Effects of PEaT on Hair Growth

To investigate the effects of PEaT on hair growth promotion, we compared skin color, and hair growth speed and amount by observing the shaved dorsal skin at 1, 4, 7, 10, 14, and 17 days after the topical application of either DW or PEaT. The hair growth-promoting scores in each group between 7 and 14 days after shaving are presented in Table 1.

Table 1

Hair Growth-Promoting Scores in the Control and PEaT Groups.

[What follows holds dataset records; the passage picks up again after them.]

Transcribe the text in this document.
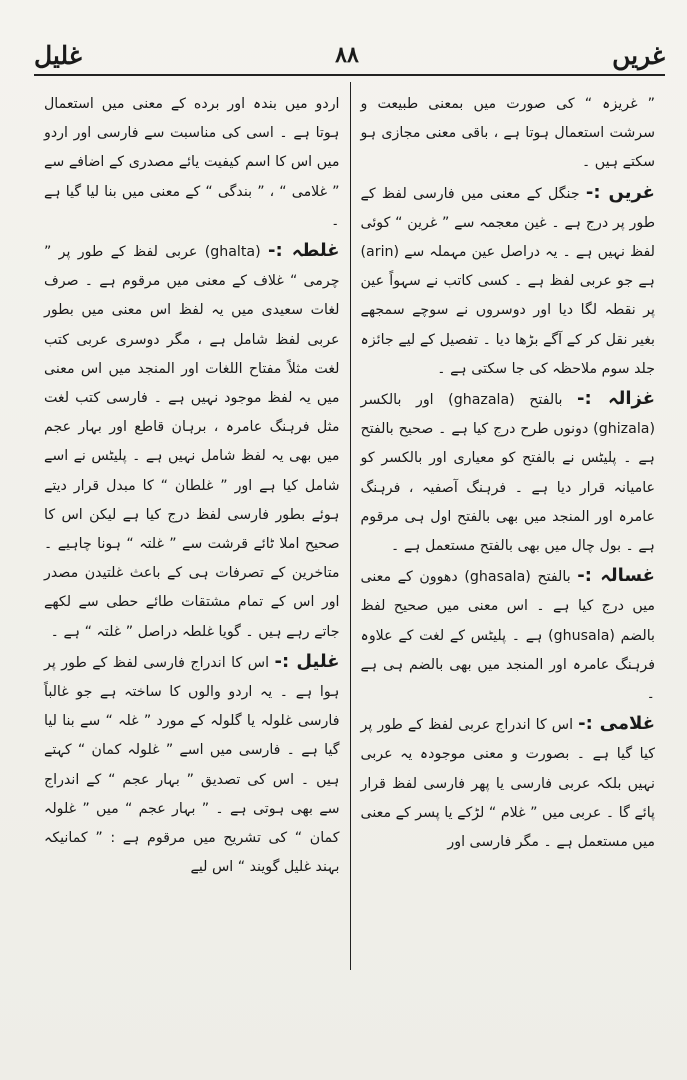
غلیل	۸۸	غریں

” غریزہ “ کی صورت میں بمعنی طبیعت و سرشت استعمال ہوتا ہے ، باقی معنی مجازی ہو سکتے ہیں ۔

غریں :- جنگل کے معنی میں فارسی لفظ کے طور پر درج ہے ۔ غین معجمہ سے ” غرین “ کوئی لفظ نہیں ہے ۔ یہ دراصل عین مہملہ سے (arin) ہے جو عربی لفظ ہے ۔ کسی کاتب نے سہواً عین پر نقطہ لگا دیا اور دوسروں نے سوچے سمجھے بغیر نقل کر کے آگے بڑھا دیا ۔ تفصیل کے لیے جائزہ جلد سوم ملاحظہ کی جا سکتی ہے ۔

غزالہ :- بالفتح (ghazala) اور بالکسر (ghizala) دونوں طرح درج کیا ہے ۔ صحیح بالفتح ہے ۔ پلیٹس نے بالفتح کو معیاری اور بالکسر کو عامیانہ قرار دیا ہے ۔ فرہنگ آصفیہ ، فرہنگ عامرہ اور المنجد میں بھی بالفتح اول ہی مرقوم ہے ۔ بول چال میں بھی بالفتح مستعمل ہے ۔

غسالہ :- بالفتح (ghasala) دھوون کے معنی میں درج کیا ہے ۔ اس معنی میں صحیح لفظ بالضم (ghusala) ہے ۔ پلیٹس کے لغت کے علاوہ فرہنگ عامرہ اور المنجد میں بھی بالضم ہی ہے ۔

غلامی :- اس کا اندراج عربی لفظ کے طور پر کیا گیا ہے ۔ بصورت و معنی موجودہ یہ عربی نہیں بلکہ عربی فارسی یا پھر فارسی لفظ قرار پائے گا ۔ عربی میں ” غلام “ لڑکے یا پسر کے معنی میں مستعمل ہے ۔ مگر فارسی اور

اردو میں بندہ اور برده کے معنی میں استعمال ہوتا ہے ۔ اسی کی مناسبت سے فارسی اور اردو میں اس کا اسم کیفیت یائے مصدری کے اضافے سے ” غلامی “ ، ” بندگی “ کے معنی میں بنا لیا گیا ہے ۔

غلطہ :- (ghalta) عربی لفظ کے طور پر ” چرمی “ غلاف کے معنی میں مرقوم ہے ۔ صرف لغات سعیدی میں یہ لفظ اس معنی میں بطور عربی لفظ شامل ہے ، مگر دوسری عربی کتب لغت مثلاً مفتاح اللغات اور المنجد میں اس معنی میں یہ لفظ موجود نہیں ہے ۔ فارسی کتب لغت مثل فرہنگ عامرہ ، برہان قاطع اور بہار عجم میں بھی یہ لفظ شامل نہیں ہے ۔ پلیٹس نے اسے شامل کیا ہے اور ” غلطان “ کا مبدل قرار دیتے ہوئے بطور فارسی لفظ درج کیا ہے لیکن اس کا صحیح املا ٹائے قرشت سے ” غلتہ “ ہونا چاہیے ۔ متاخرین کے تصرفات ہی کے باعث غلتیدن مصدر اور اس کے تمام مشتقات طائے حطی سے لکھے جاتے رہے ہیں ۔ گویا غلطہ دراصل ” غلتہ “ ہے ۔

غلیل :- اس کا اندراج فارسی لفظ کے طور پر ہوا ہے ۔ یہ اردو والوں کا ساختہ ہے جو غالباً فارسی غلولہ یا گلولہ کے مورد ” غلہ “ سے بنا لیا گیا ہے ۔ فارسی میں اسے ” غلولہ کمان “ کہتے ہیں ۔ اس کی تصدیق ” بہار عجم “ کے اندراج سے بھی ہوتی ہے ۔ ” بہار عجم “ میں ” غلولہ کمان “ کی تشریح میں مرقوم ہے : ” کمانیکہ بہند غلیل گویند “ اس لیے
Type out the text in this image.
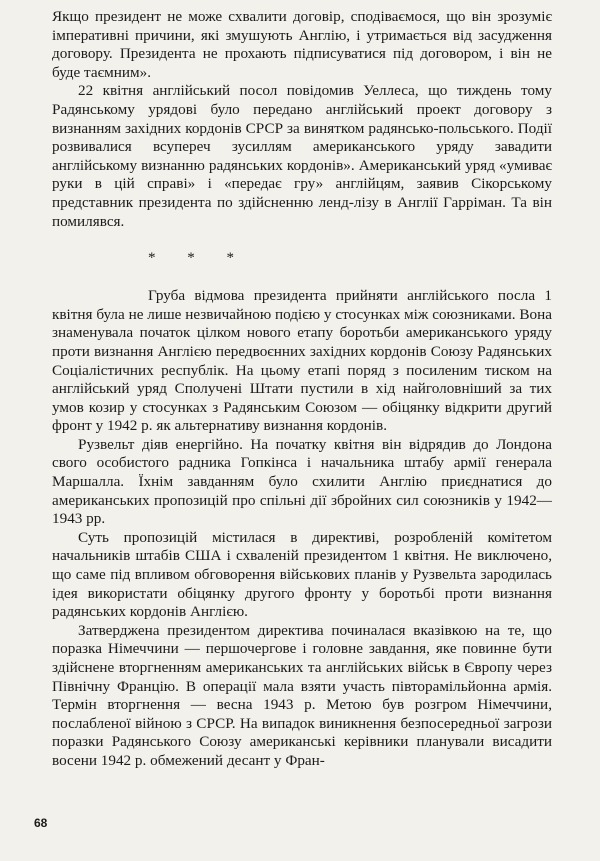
Якщо президент не може схвалити договір, сподіваємося, що він зрозуміє імперативні причини, які змушують Англію, і утримається від засудження договору. Президента не прохають підписуватися під договором, і він не буде таємним».

22 квітня англійський посол повідомив Уеллеса, що тиждень тому Радянському урядові було передано англійський проект договору з визнанням західних кордонів СРСР за винятком радянсько-польського. Події розвивалися всупереч зусиллям американського уряду завадити англійському визнанню радянських кордонів». Американський уряд «умиває руки в цій справі» і «передає гру» англійцям, заявив Сікорському представник президента по здійсненню ленд-лізу в Англії Гарріман. Та він помилявся.

* * *

Груба відмова президента прийняти англійського посла 1 квітня була не лише незвичайною подією у стосунках між союзниками. Вона знаменувала початок цілком нового етапу боротьби американського уряду проти визнання Англією передвоєнних західних кордонів Союзу Радянських Соціалістичних республік. На цьому етапі поряд з посиленим тиском на англійський уряд Сполучені Штати пустили в хід найголовніший за тих умов козир у стосунках з Радянським Союзом — обіцянку відкрити другий фронт у 1942 р. як альтернативу визнання кордонів.

Рузвельт діяв енергійно. На початку квітня він відрядив до Лондона свого особистого радника Гопкінса і начальника штабу армії генерала Маршалла. Їхнім завданням було схилити Англію приєднатися до американських пропозицій про спільні дії збройних сил союзників у 1942—1943 рр.

Суть пропозицій містилася в директиві, розробленій комітетом начальників штабів США і схваленій президентом 1 квітня. Не виключено, що саме під впливом обговорення військових планів у Рузвельта зародилась ідея використати обіцянку другого фронту у боротьбі проти визнання радянських кордонів Англією.

Затверджена президентом директива починалася вказівкою на те, що поразка Німеччини — першочергове і головне завдання, яке повинне бути здійснене вторгненням американських та англійських військ в Європу через Північну Францію. В операції мала взяти участь півторамільйонна армія. Термін вторгнення — весна 1943 р. Метою був розгром Німеччини, послабленої війною з СРСР. На випадок виникнення безпосередньої загрози поразки Радянського Союзу американські керівники планували висадити восени 1942 р. обмежений десант у Фран-

68
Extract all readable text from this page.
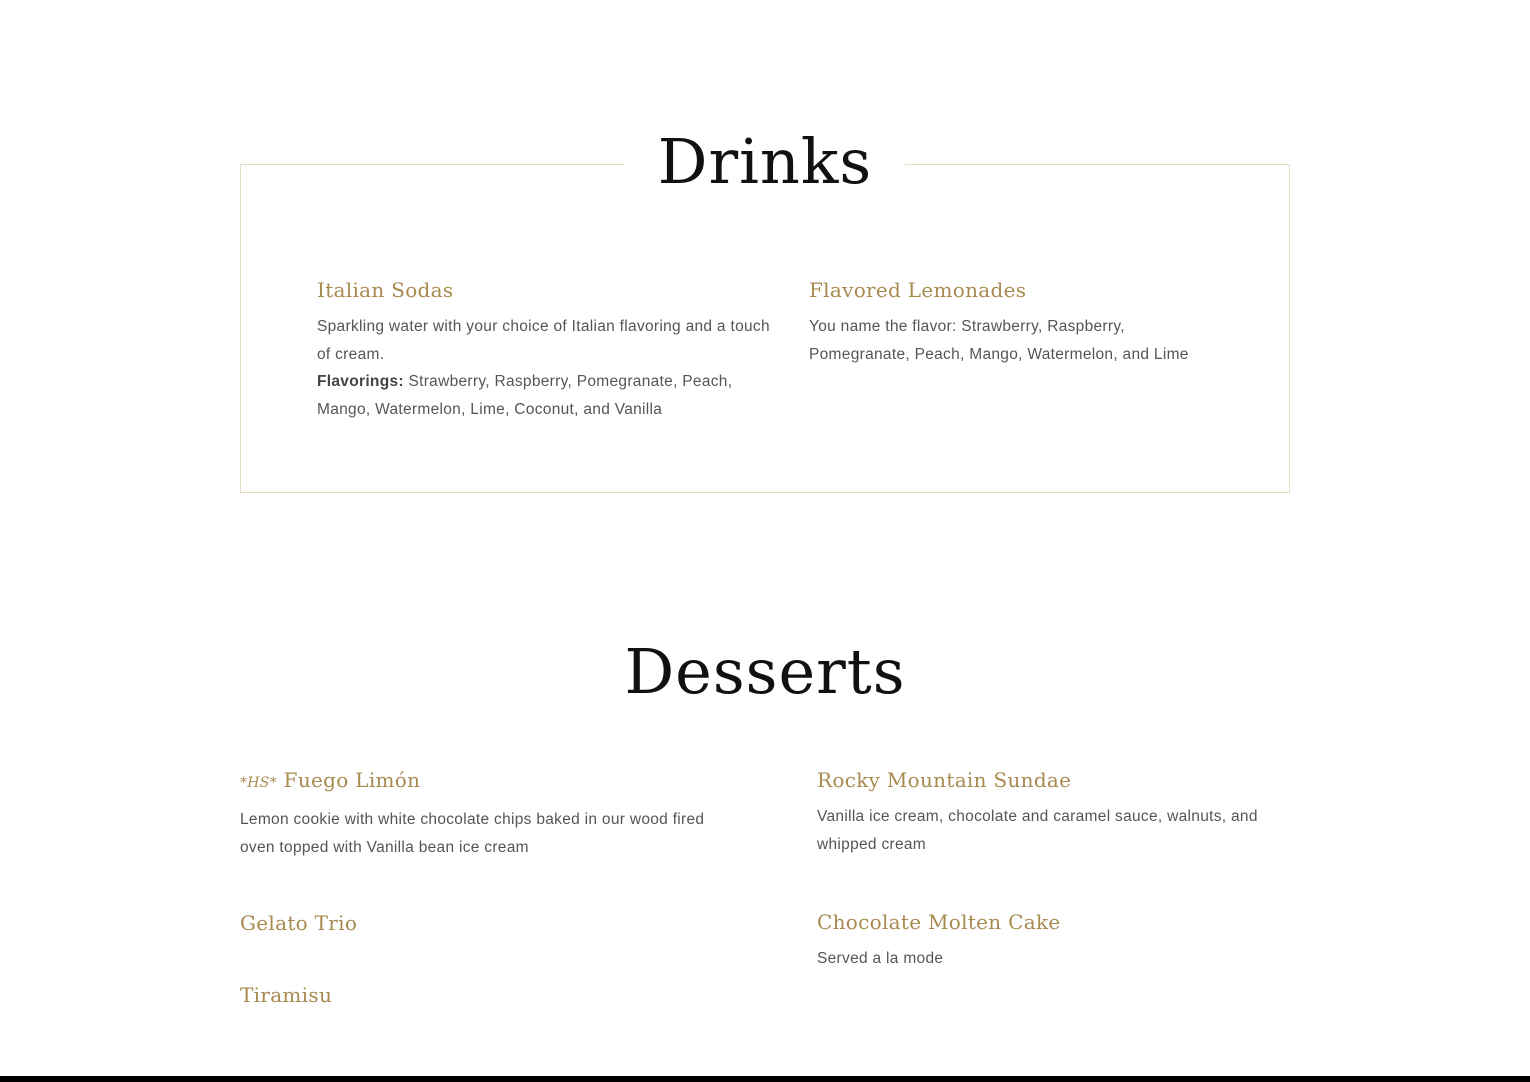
Drinks
Italian Sodas

Sparkling water with your choice of Italian flavoring and a touch of cream.
Flavorings: Strawberry, Raspberry, Pomegranate, Peach, Mango, Watermelon, Lime, Coconut, and Vanilla

Flavored Lemonades

You name the flavor: Strawberry, Raspberry, Pomegranate, Peach, Mango, Watermelon, and Lime

Desserts
*HS* Fuego Limón

Lemon cookie with white chocolate chips baked in our wood fired oven topped with Vanilla bean ice cream

Rocky Mountain Sundae

Vanilla ice cream, chocolate and caramel sauce, walnuts, and whipped cream

Gelato Trio	Chocolate Molten Cake

Served a la mode

Tiramisu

Group	7 days	10 days	14 days
Control	0	0.14 ± 0.1	0.86 ± 0.1
PEaT	0.71 ± 0.2	2.57 ± 0.2*	3.86 ± 0.1*

Abbreviation: PEaT, mixture of Platycladus orientalis leaves extract and α-terpineol.

The hair growth-promoting scoring criteria are as follows: 0 point: the skin of the shaved area is pink; 1 point: the skin of the shaved area is gray; 2 points: the skin of the shaved area is black; 3 points: the hair in the shaved area starts to grow; 4 points: the short-hair growth is complete. Data are expressed as the mean ± standard error of the mean (n = 7 per group; *P < .05 vs control group).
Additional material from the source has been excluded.